BASIC DATAVISUALISATION PROJECT WORKFLOW
SETTING UP A DATAVISUALISATION PROJECT
This simplified illustration aims to explain the role of each service we usually encounter in a data-visualisation project : from the raw data on your desktop (CSV, XLS…) to an online interactive data-visualisation/valorisation service (a website for instance).
Note : this illustration simply lists all those services, but an online data-visualisation service could either contain all those necessary services (as a monolithic app) or be just one part of inter-operable services (as Apiviz).
illustration
BASIC DATA WORKFLOW THROUGH SERVICES
Usually in a data-visualisation project an user owning data - aka the data producer - would like to show its original and raw data in an interactive and prettier form. The “raw data” could be a csv or excel file, or even a json.
To do interactive visualisation (show charts, diagrams, maps… corresponding to the original spreadsheet), the data must be :
uploaded online
so the data is accesible on the web and not only on the data producer’s laptop. This is the upstream part of the data workflow.

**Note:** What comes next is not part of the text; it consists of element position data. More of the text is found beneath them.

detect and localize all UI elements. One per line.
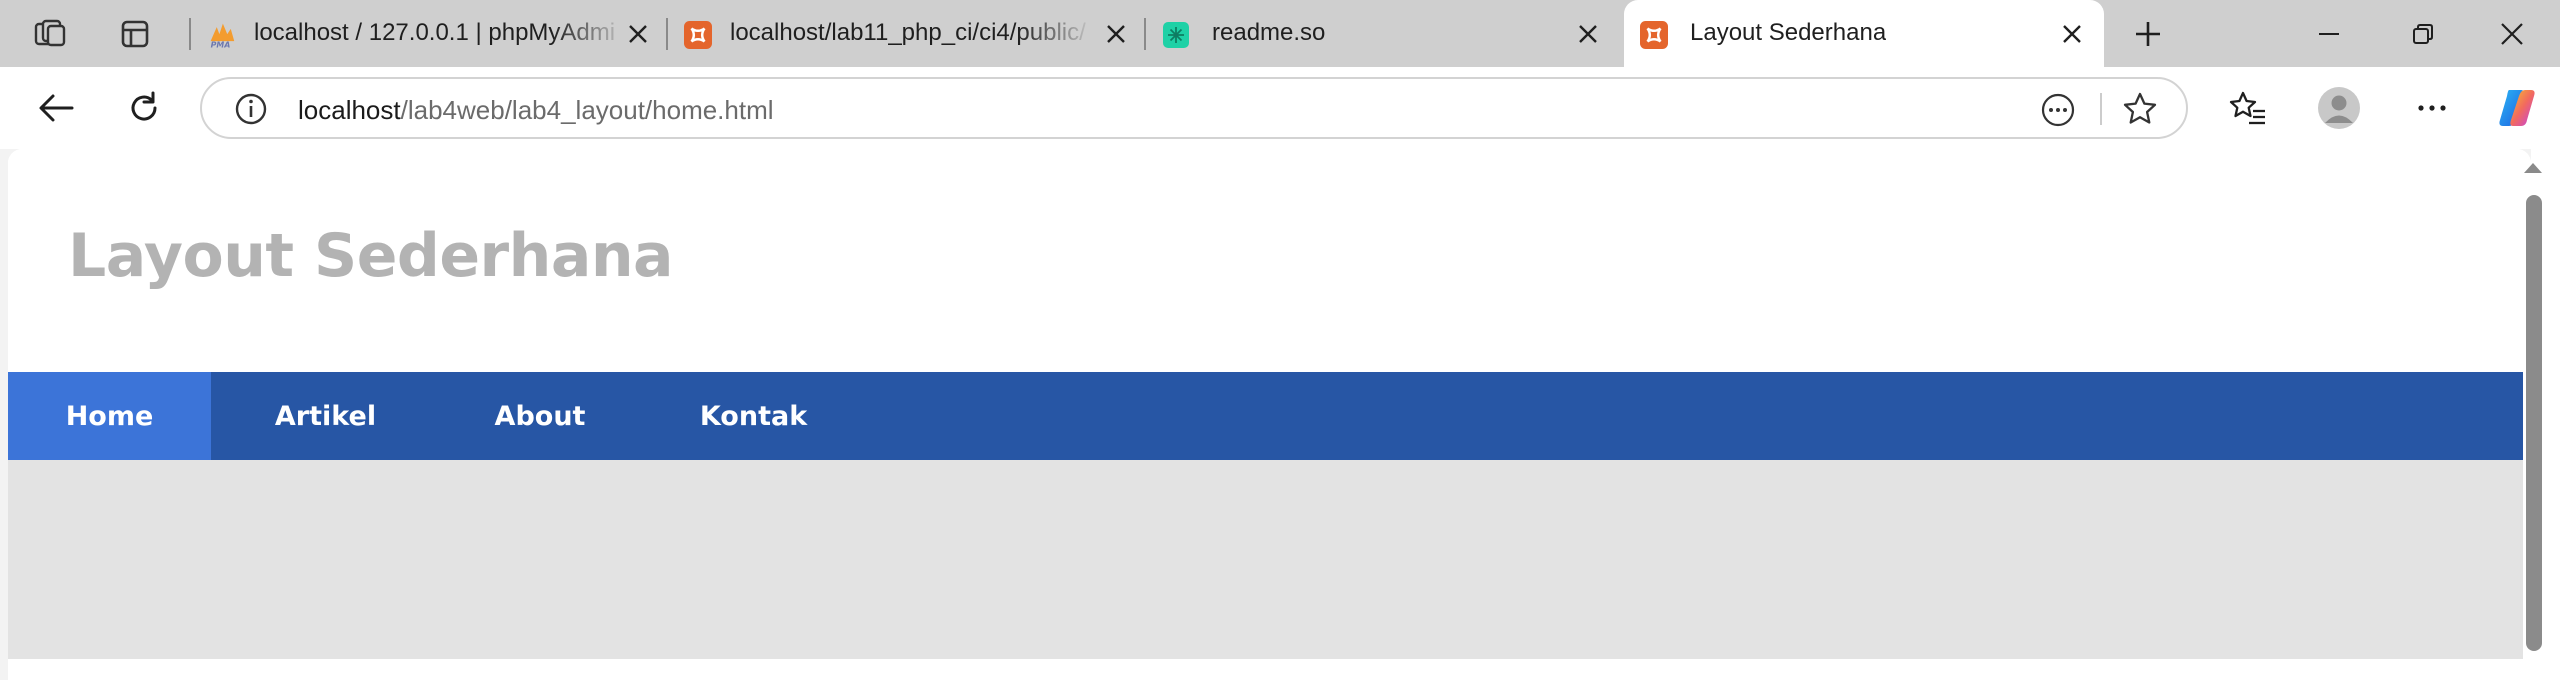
close-tab-icon[interactable] <box>2056 18 2088 50</box>
favorite-star-icon[interactable] <box>2122 91 2158 132</box>
copilot-icon[interactable] <box>2493 84 2541 132</box>
tab-title-fade <box>1018 0 1108 67</box>
restore-icon[interactable] <box>2399 10 2447 58</box>
tab-readme[interactable]: readme.so <box>1146 0 1624 67</box>
close-tab-icon[interactable] <box>622 18 654 50</box>
page-header: Layout Sederhana <box>8 149 2523 372</box>
refresh-icon[interactable] <box>120 84 168 132</box>
xampp-icon <box>684 21 712 49</box>
close-window-icon[interactable] <box>2488 10 2536 58</box>
svg-text:PMA: PMA <box>211 40 231 49</box>
main-nav: Home Artikel About Kontak <box>8 372 2523 460</box>
tab-strip: PMA localhost / 127.0.0.1 | phpMyAdmin l… <box>0 0 2560 67</box>
favorites-icon[interactable] <box>2224 84 2272 132</box>
new-tab-icon[interactable] <box>2124 10 2172 58</box>
nav-artikel[interactable]: Artikel <box>211 372 440 460</box>
nav-about[interactable]: About <box>440 372 640 460</box>
nav-home[interactable]: Home <box>8 372 211 460</box>
back-icon[interactable] <box>32 84 80 132</box>
tab-phpmyadmin[interactable]: PMA localhost / 127.0.0.1 | phpMyAdmin <box>192 0 668 67</box>
tab-actions-icon[interactable] <box>111 10 159 58</box>
minimize-icon[interactable] <box>2305 10 2353 58</box>
workspaces-icon[interactable] <box>26 10 74 58</box>
close-tab-icon[interactable] <box>1572 18 1604 50</box>
scroll-up-icon[interactable] <box>2524 163 2542 173</box>
xampp-icon <box>1640 21 1668 49</box>
address-divider <box>2100 93 2102 125</box>
browser-toolbar: localhost/lab4web/lab4_layout/home.html <box>0 67 2560 149</box>
close-tab-icon[interactable] <box>1100 18 1132 50</box>
site-info-icon[interactable] <box>234 92 268 131</box>
address-bar[interactable]: localhost/lab4web/lab4_layout/home.html <box>200 77 2188 139</box>
scrollbar-thumb[interactable] <box>2526 195 2542 651</box>
content-area <box>8 460 2523 659</box>
readme-icon <box>1162 21 1190 49</box>
tab-divider <box>189 18 191 50</box>
page-body <box>8 659 2523 680</box>
url-path: /lab4web/lab4_layout/home.html <box>400 95 774 125</box>
tab-title: Layout Sederhana <box>1690 19 1887 46</box>
url-text[interactable]: localhost/lab4web/lab4_layout/home.html <box>298 95 774 126</box>
more-menu-icon[interactable] <box>2408 84 2456 132</box>
nav-kontak[interactable]: Kontak <box>640 372 867 460</box>
page-viewport: Layout Sederhana Home Artikel About Kont… <box>8 149 2531 680</box>
url-host: localhost <box>298 95 401 125</box>
tab-layout-sederhana[interactable]: Layout Sederhana <box>1624 0 2104 67</box>
tab-lab11[interactable]: localhost/lab11_php_ci/ci4/public/ <box>668 0 1146 67</box>
phpmyadmin-icon: PMA <box>208 21 236 49</box>
profile-avatar-icon[interactable] <box>2315 84 2363 132</box>
reader-options-icon[interactable] <box>2040 92 2076 133</box>
page-title: Layout Sederhana <box>68 221 674 291</box>
tab-title: readme.so <box>1212 19 1326 46</box>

transformed as a requestable dataset
so we could make slices, requests, agregations, … as such this represents the “search engine” part of the process, and usually the transformed data must be stored somewhere on thee web (database, github repo…)
rendered / displayed
this is the data-visualisation part of the process. The search engine fetches data slices we requested, and the data slices are transformed into charts, maps, diagrams… or even downloaded downstream
other services
Optionnaly during the second part the data could be enriched from other sources (like adding geo-location to a dataset containing only adresses as text)
Under the “hood” several other services are usually necessary for all those processes to run smoothly, in particular when some users are allowed to modify the original dataset or the data-visualisation configurations. As such authentication services are often required to check the user’s rights on the datasets, whichever action is done on any part of the process.